Every once in a while, we do get questions where "that's not possible" is a valid answer to the question as asked (with perhaps further clarification in comments). Sometimes the question gives criteria that are mutually exclusive in some manner, and sometimes the asker is asking for a science-based (or maybe even hard-science!) method for doing something that science says is not possible.
In my opinion, to those questions, an answer that says effectively "it's not possible, and here's why" is useful and a perfectly valid answer. I have at least two such answers on my account on Worldbuilding, to Science-based FTL drive and to What would happen if electricity stopped working? respectively. (My answer to the former is currently accepted and highest voted, and my answer to the latter is currently the highest voted.)
However, we also have a tradition on Worldbuilding to take what's stated in the question as The Truth (tm), and to work within that when proposing answers.
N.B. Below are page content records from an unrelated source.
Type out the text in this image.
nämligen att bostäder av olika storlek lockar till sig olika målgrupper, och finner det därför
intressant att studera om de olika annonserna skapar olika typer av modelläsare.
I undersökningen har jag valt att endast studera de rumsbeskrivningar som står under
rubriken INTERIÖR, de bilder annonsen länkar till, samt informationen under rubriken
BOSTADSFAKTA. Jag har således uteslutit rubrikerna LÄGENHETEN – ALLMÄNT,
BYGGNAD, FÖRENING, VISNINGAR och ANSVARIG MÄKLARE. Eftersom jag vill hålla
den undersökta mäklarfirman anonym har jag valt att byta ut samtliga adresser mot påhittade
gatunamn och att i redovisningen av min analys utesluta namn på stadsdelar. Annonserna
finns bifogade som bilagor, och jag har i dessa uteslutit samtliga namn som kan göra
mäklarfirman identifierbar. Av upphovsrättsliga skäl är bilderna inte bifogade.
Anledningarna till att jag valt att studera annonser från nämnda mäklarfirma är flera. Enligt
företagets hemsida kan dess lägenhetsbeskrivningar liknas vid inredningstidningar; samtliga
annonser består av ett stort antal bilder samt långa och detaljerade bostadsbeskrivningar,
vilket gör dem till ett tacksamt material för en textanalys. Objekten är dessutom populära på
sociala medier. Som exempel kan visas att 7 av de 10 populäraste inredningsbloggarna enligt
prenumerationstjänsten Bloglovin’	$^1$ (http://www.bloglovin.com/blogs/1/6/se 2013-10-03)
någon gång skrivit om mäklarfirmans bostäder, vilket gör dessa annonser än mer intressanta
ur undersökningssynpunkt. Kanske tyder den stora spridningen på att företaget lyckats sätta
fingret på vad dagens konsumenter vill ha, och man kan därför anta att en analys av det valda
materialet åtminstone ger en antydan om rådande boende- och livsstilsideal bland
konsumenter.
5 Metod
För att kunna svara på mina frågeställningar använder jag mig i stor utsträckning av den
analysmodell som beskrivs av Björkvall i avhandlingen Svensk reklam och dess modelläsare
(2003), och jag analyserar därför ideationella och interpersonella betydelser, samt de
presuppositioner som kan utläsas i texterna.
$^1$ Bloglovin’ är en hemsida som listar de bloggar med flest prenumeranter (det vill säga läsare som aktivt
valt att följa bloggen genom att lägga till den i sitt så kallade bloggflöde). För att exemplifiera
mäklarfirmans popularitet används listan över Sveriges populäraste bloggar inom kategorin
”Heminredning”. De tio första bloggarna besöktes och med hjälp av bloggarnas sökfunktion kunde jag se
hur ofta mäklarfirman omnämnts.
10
The idea behind that, of course, is that the poster knows their world best and is (hopefully) trying to solve some small issue within that world while maintaining consistency.
In what situations is a sufficiently explained "that's not possible" an appropriate answer to a question?
Feel free to break your answer up (or even post several answers, one for each case) for questions tagged reality-check, science-based and hard-science respectively, but if your answer doesn't apply equally well to all cases, make sure to explain in your answer which cases you are considering.